The ONS conference is being organized in conjunction with the Munich Security Conference, linking our energy supplies with global security. How do you see this partnership?
I think Munich wanted to do this in Norway with ONS partly because ONS is one of the biggest global conference and exhibition centers in the world. But mostly I think because Norway finds itself at the heart of many of these global security issues.
In a European context, one of the biggest energy security issues is the free flow of competitive gas to all parts of Europe. And with the disruptions we’ve seen in gas from some eastern quarters, as well as the international difficulties with Russia at the moment, the question of the security of supply of gas to Europe is a critical one. And Norway is one of the biggest suppliers of gas, so all the elements of that are perhaps at the heart of European energy security.
Norwegian business and Norwegian companies like ours have all invested internationally and we have all suffered from global insecurity. Our plants in Algeria in the Sahara have been attacked by terrorists twice, so the geopolitics and security issues of the Middle East affect all parts of the world and the business of Statoil and the oil industry generally. And so we think it’s fitting to discuss those issues in a Norwegian setting.
Access to energy is an important tool to increase living standards in developing and underdeveloped countries. How can we tackle conflicting challenges when we try to provide energy, fight poverty, and at the same time take care of our environment?

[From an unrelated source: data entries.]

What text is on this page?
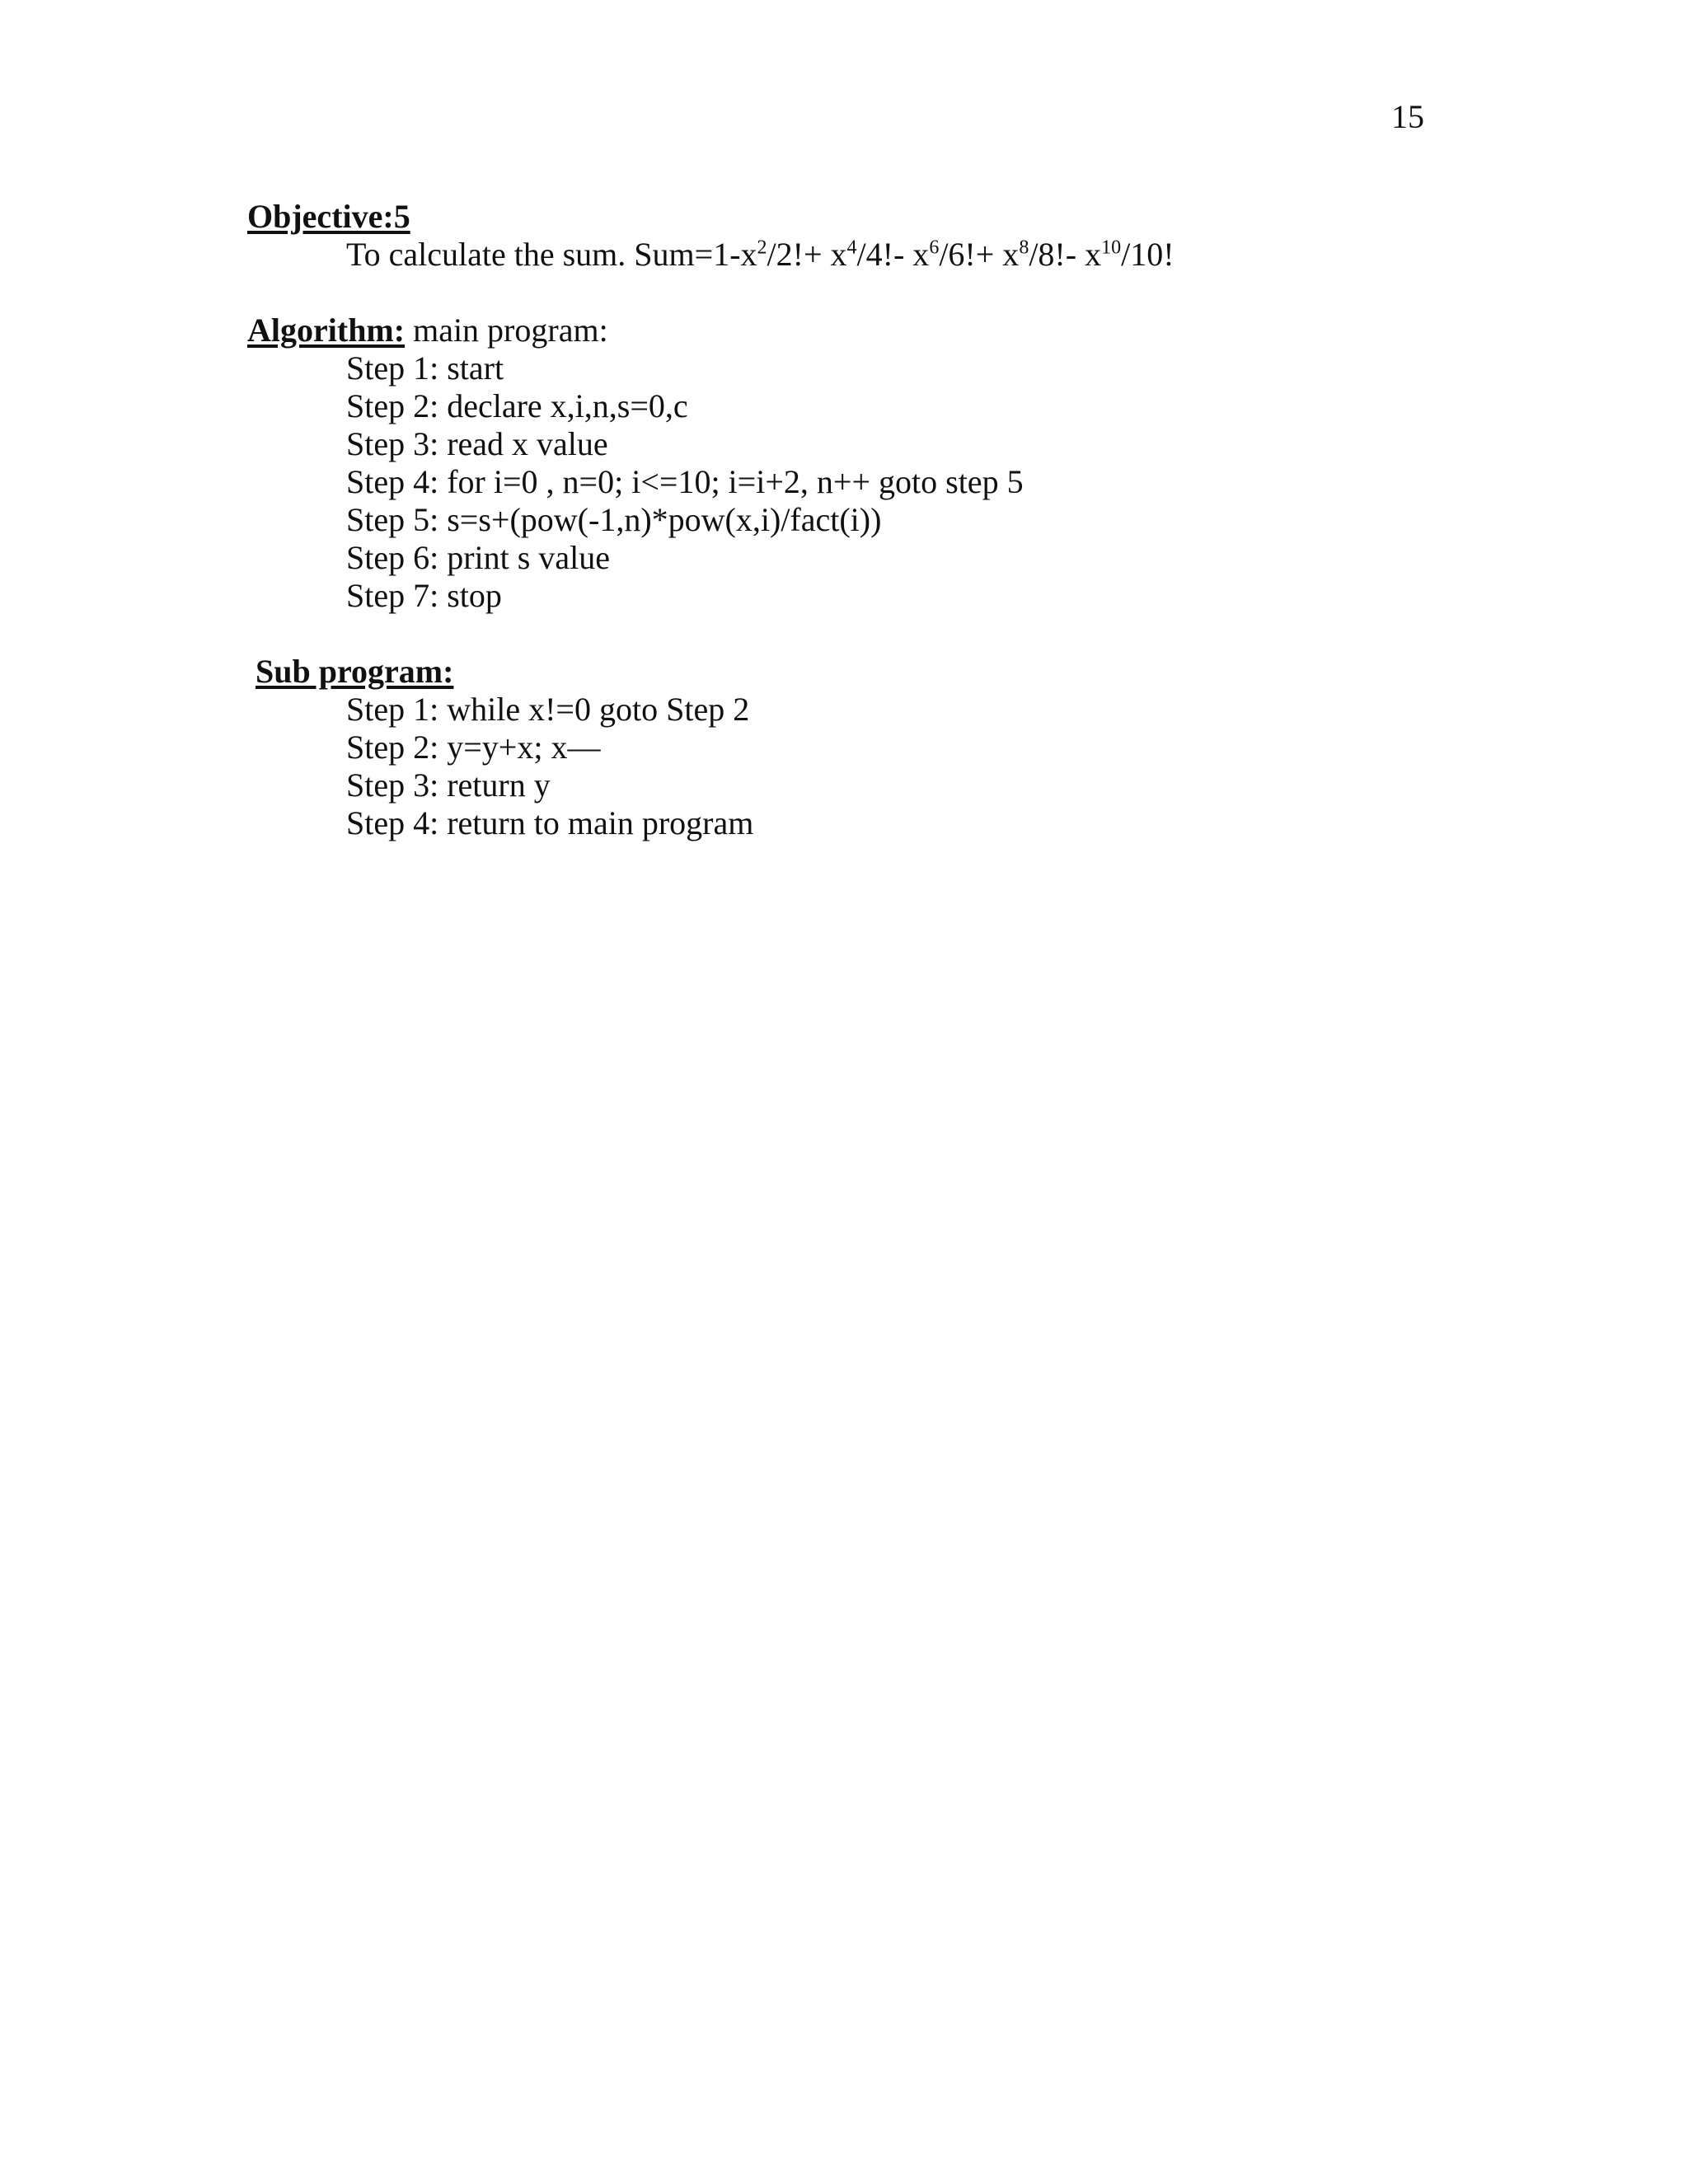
15
Objective:5
To calculate the sum. $Sum=1-x^2/2!+ x^4/4!-$ $x^6/6!+ x^8/8!-$ $x^{10}/10$!
Algorithm: main program:
Step 1: start
Step 2: declare x,i,n,s=0,c
Step 3: read x value
Step 4: for i=0 , n=0; i<=10; i=i+2, n++ goto step 5
Step 5: s=s+(pow(-1,n)*pow(x,i)/fact(i))
Step 6: print s value
Step 7: stop
Sub program:
Step 1: while x!=0 goto Step 2
Step 2: y=y+x; x—
Step 3: return y
Step 4: return to main program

One of the greatest contributions that the oil and gas industry can make to reduce carbon emissions and improve air quality is to provide secure and affordable gas supplies to the electricity sector, to phase out coal.
Coal is a dirty fuel – not only because of its CO2 emissions, but also because of its particulate emissions, particularly in developing countries. So helping China and India and other such nations to wean themselves off the coal habit is perhaps the greatest contribution that the oil and gas industry can make in the near term.
John Knight is the chair of the 2016 ONS Conference Committee and executive vice president of global strategy and business development at Statoil, a Norwegian multinational oil and gas company.